Heaven for KidsIt was a blast writing my book Heaven for Kids and recording the audio book. I hope readers enjoy reading or listening to it. Personally, I love listening to books on my CD player. And it’s nice to have them on my iPod when I’m flying somewhere. Kids are always listening to stuff, and it was fun imagining a group of them in front of me as I read the book in the recording studio.

One of the things I loved doing with Heaven for Kids was including a bunch of material from The Chronicles of Narnia, more than was in the big Heaven book. And by the way, if my big Heaven book seems too heavy for you, or if 50 Days of Heaven is too devotional, consider this: there’s a church in Florida in which the men’s ministry read and studied Heaven for Kids!
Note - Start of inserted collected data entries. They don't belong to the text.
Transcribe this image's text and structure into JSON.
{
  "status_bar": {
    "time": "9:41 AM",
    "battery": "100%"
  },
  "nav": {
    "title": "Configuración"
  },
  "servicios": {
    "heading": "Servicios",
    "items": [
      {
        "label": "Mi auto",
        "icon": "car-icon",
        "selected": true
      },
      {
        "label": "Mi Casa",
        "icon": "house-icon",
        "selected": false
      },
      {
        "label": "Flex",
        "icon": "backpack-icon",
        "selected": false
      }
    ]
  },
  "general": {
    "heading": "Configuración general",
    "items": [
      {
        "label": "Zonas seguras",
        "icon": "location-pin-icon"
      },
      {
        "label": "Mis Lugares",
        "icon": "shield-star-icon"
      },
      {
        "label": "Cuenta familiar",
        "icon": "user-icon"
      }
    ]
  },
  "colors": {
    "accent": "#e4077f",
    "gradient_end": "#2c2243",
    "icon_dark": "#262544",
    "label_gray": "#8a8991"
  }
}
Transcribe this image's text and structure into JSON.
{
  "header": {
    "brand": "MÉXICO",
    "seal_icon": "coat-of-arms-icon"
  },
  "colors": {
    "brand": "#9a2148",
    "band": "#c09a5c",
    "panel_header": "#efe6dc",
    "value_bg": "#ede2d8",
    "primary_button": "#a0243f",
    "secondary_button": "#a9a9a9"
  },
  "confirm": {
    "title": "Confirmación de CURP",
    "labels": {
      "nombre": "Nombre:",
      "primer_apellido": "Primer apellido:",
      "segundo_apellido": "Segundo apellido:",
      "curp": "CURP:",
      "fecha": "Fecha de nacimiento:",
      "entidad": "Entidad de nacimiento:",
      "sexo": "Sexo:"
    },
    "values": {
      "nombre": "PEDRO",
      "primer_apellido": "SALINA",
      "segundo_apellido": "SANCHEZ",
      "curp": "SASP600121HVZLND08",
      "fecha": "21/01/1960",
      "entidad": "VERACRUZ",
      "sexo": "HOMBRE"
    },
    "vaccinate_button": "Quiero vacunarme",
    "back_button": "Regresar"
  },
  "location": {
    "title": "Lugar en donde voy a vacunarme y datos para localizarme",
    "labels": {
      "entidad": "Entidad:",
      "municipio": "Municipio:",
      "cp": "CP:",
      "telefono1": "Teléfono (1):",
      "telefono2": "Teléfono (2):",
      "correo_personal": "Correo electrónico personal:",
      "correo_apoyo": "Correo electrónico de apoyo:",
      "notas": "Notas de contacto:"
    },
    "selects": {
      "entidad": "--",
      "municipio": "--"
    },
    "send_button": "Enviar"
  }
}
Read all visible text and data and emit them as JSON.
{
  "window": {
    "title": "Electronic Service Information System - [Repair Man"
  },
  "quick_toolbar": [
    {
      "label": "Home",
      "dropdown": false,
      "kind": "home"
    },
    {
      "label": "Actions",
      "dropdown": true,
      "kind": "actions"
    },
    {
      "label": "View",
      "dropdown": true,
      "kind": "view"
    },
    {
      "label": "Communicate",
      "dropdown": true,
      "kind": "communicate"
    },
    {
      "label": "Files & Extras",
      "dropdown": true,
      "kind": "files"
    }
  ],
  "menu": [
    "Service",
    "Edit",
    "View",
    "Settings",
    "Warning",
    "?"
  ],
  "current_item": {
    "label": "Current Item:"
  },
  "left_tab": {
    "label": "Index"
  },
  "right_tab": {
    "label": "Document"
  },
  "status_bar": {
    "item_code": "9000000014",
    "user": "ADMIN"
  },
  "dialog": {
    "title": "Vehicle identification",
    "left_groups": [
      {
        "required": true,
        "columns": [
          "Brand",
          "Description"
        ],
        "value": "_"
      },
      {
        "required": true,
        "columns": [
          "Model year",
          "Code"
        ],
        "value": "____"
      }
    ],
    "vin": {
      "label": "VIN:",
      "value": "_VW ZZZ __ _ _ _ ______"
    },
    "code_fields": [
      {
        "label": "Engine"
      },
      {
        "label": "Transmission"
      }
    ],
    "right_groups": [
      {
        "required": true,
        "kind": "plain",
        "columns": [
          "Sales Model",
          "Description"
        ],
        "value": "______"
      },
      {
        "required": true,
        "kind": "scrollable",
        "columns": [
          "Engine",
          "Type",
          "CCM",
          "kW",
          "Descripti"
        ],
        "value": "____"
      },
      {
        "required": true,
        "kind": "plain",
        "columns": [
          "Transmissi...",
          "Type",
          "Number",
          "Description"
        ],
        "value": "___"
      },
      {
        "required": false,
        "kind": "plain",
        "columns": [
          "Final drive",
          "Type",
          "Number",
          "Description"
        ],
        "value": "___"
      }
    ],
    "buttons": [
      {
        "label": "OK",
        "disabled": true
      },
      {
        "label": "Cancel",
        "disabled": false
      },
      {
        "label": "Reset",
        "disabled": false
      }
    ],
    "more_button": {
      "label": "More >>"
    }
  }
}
Sharing about this book reminds me of something. Let me set it up.

Heaven for Kids responseI give away lots of books to people I come across, believing God gives me divine appointments every day. I often used to wish I had just the right book to give to kids. Since Heaven for Kids came out two years ago, I’ve written Tell Me About Heaven. Although I could give teenagers The Ishbane Conspiracy, written with my daughters, and many of my other books too, until Heaven for Kids I didn’t have anything to give pre-teens.

The day the first shipment of Heaven for Kids was delivered, Nanci and I drove to someone’s house that we’d never been to before or since. When we pulled up, outside the house next door a boy about ten years old was sitting on the curb. His head hung, and he looked miserable. I walked over to him and said, “Nice day, huh?”

“Yeah,” he said, “but I can’t ride my bike. Tire’s flat.”

“Bummer,” I said. “Do you like to read?”

“Yeah,” he said, still looking like his dog had died. I handed him Heaven for Kids. He looked at the boy on the cover, on the tire swing, smiled and said “Cool! You’re really giving me this?”

“Sure,” I said.

“Wow. Thanks!” He opened it and started reading.

I entered the house, then nearly an hour later glanced out the front window. There was the boy, still sitting on the curb, and still reading Heaven for Kids.

That was God’s gift to me, seeing in that boy’s hands the first book I’d ever written that I knew a ten-year-old would understand and enjoy. And it had special meaning because I vividly remember when I was his age, how I loved to read, and had never heard the gospel then, and wouldn’t for another five years. (If I’d read a book then in which someone cited portions of The Chronicles of Narnia, I’d have checked them out of the library in a heartbeat.)

Thank you, Lord, for your kindness. And though I may never see that boy again in this life, I pray I’ll see him in Your presence. And if I do, I know he’ll never look miserable again—and maybe we’ll spend a day together on the New Earth, riding bikes and talking about books and giving all praise and glory to You!